The issue arose incremental backups were made without a full backup.
What version of Dgraph are you using?
v20.03.4
Have you tried reproducing the issue with the latest release?
yes
What is the hardware spec (RAM, OS)?
Amazon Linux EKS nodes with Dgraph Ubuntu containers
Steps to reproduce the issue (command/config used to run Dgraph).
At this moment, still researching the steps to reproduce this issue, but deducing one probable way this can occur is the following:
Do backups simultaneously on two different alpha nodes, e.g. alpha-0 and alpha-2.
Use the same backup destination for all backups, e.g. s3 bucket or NFS mount.

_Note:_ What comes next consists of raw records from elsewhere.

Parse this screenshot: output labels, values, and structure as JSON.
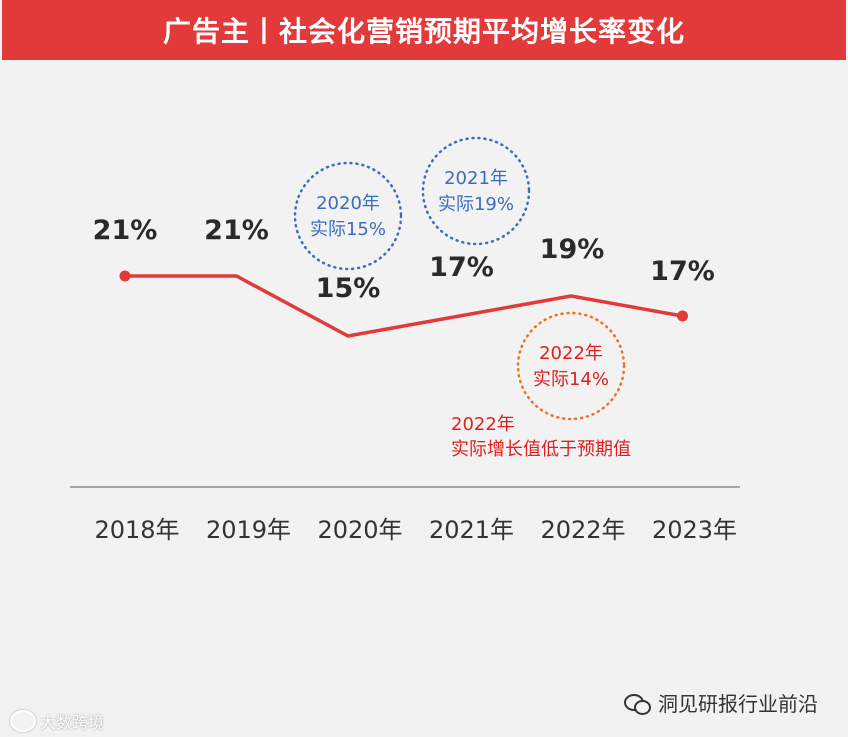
{
  "title": "广告主丨社会化营销预期平均增长率变化",
  "colors": {
    "title_bg": "#e23a3a",
    "line": "#e23a3a",
    "blue": "#3a6cc0",
    "orange": "#f07020",
    "note_red": "#e02020"
  },
  "chart_data": {
    "type": "line",
    "categories": [
      "2018年",
      "2019年",
      "2020年",
      "2021年",
      "2022年",
      "2023年"
    ],
    "series": [
      {
        "name": "预期平均增长率",
        "values": [
          21,
          21,
          15,
          17,
          19,
          17
        ]
      }
    ],
    "value_labels": [
      "21%",
      "21%",
      "15%",
      "17%",
      "19%",
      "17%"
    ],
    "annotations": [
      {
        "year_label": "2020年",
        "actual_label": "实际15%",
        "style": "blue-dotted-circle"
      },
      {
        "year_label": "2021年",
        "actual_label": "实际19%",
        "style": "blue-dotted-circle"
      },
      {
        "year_label": "2022年",
        "actual_label": "实际14%",
        "style": "orange-dotted-circle"
      }
    ],
    "note": {
      "line1": "2022年",
      "line2": "实际增长值低于预期值"
    },
    "xlabel": "",
    "ylabel": "",
    "ylim": [
      10,
      24
    ],
    "grid": false,
    "legend": "none"
  },
  "footer": {
    "brand_left": "大数跨境",
    "brand_right": "洞见研报行业前沿"
  }
}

Expected behavior and actual result.
A summary is a situation is that there is an assumption that after you start a new backup, all the backups after that belong to the same series of backups until a new full backup is forced. If this assumption is broken, when we can get into this scenario.
As a workaround, we can use two different folders for each of the backup series and make sure we only execute a backup on the same alpha node if they occur concurrently.

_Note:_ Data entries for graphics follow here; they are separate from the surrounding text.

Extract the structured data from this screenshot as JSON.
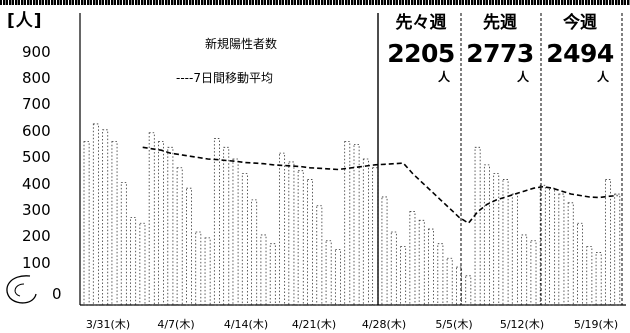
{
  "chart_data": {
    "type": "bar",
    "title": "新規陽性者数",
    "ylabel": "[人]",
    "yticks": [
      "900",
      "800",
      "700",
      "600",
      "500",
      "400",
      "300",
      "200",
      "100",
      "0"
    ],
    "ylim": [
      0,
      1000
    ],
    "xticks": [
      "3/31(木)",
      "4/7(木)",
      "4/14(木)",
      "4/21(木)",
      "4/28(木)",
      "5/5(木)",
      "5/12(木)",
      "5/19(木)"
    ],
    "series": [
      {
        "name": "新規陽性者数",
        "values": [
          560,
          620,
          600,
          560,
          420,
          300,
          280,
          590,
          560,
          540,
          470,
          400,
          250,
          230,
          570,
          540,
          500,
          450,
          360,
          240,
          210,
          520,
          490,
          460,
          430,
          340,
          220,
          190,
          560,
          550,
          500,
          470,
          370,
          250,
          200,
          320,
          290,
          260,
          210,
          160,
          130,
          100,
          540,
          480,
          450,
          430,
          380,
          240,
          220,
          410,
          400,
          380,
          350,
          280,
          200,
          180,
          430,
          380
        ]
      },
      {
        "name": "7日間移動平均",
        "values": [
          null,
          null,
          null,
          null,
          null,
          null,
          540,
          535,
          530,
          520,
          515,
          510,
          505,
          500,
          498,
          495,
          492,
          488,
          486,
          484,
          480,
          478,
          476,
          474,
          470,
          468,
          466,
          464,
          468,
          472,
          476,
          480,
          482,
          484,
          486,
          450,
          420,
          390,
          360,
          330,
          300,
          280,
          320,
          345,
          360,
          370,
          380,
          390,
          400,
          405,
          400,
          390,
          380,
          375,
          370,
          368,
          372,
          375
        ]
      }
    ],
    "week_panels": [
      {
        "label": "先々週",
        "value": "2205",
        "unit": "人"
      },
      {
        "label": "先週",
        "value": "2773",
        "unit": "人"
      },
      {
        "label": "今週",
        "value": "2494",
        "unit": "人"
      }
    ]
  }
}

Currently backups and restores do not involve zero at all and moving to using zero for coordination would be a bigger change. That’s why I wasn’t sure if we should involve zero.

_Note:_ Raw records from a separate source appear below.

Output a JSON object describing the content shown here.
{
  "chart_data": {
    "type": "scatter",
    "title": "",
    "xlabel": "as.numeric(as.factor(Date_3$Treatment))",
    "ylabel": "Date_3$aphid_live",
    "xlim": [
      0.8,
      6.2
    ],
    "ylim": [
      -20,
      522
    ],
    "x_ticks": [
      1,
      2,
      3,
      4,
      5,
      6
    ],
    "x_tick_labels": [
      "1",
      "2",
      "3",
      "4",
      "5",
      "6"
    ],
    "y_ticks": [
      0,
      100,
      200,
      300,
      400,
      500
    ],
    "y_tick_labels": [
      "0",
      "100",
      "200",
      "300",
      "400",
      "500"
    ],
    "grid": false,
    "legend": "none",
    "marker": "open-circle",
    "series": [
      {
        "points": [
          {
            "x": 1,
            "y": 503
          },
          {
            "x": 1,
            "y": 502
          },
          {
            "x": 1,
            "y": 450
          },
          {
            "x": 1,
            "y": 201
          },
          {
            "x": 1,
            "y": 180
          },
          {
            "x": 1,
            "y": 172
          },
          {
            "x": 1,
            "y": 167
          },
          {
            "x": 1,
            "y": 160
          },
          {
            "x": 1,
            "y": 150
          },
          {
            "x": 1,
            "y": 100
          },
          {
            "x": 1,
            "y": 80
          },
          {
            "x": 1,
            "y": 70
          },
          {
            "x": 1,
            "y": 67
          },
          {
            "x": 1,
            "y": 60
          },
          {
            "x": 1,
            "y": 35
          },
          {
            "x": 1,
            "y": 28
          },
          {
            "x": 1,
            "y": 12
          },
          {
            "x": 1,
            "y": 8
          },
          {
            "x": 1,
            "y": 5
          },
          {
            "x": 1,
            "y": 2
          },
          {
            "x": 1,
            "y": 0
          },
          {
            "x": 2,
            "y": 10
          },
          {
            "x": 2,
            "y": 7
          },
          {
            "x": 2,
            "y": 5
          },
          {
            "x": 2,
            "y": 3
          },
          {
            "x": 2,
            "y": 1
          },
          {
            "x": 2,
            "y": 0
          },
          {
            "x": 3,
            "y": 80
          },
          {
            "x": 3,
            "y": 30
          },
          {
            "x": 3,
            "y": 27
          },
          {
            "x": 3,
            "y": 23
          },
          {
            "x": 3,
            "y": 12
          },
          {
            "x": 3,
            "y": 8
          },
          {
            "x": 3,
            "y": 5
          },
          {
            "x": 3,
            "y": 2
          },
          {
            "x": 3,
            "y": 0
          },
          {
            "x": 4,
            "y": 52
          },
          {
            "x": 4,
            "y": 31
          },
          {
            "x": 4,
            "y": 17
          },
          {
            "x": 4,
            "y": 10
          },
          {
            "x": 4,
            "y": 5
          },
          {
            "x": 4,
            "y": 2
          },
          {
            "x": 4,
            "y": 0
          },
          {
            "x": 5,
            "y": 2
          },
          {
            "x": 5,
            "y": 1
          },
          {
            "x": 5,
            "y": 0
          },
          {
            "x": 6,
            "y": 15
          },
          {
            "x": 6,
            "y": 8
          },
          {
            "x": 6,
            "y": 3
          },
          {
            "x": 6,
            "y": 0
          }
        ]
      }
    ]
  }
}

In the interim, the dgraph helm chart sends send backups only to a single alpha, rather than an svc that can hit alpha0…n pod, and run into this scenario.
I’ll have to keep it this way until fix w/ zero (or other coordination, like a backup-mgr) is cherry-picked to all supported versions, e.g. 1.2.x, etc.
@LGalatin I talked to Manish and he was fine with keeping the solution as is for now because using zero to sync backups would require a redesign of backups since zero is not being used at all right now.
I added a section on how to automate backups to our documentation explaining this caveat.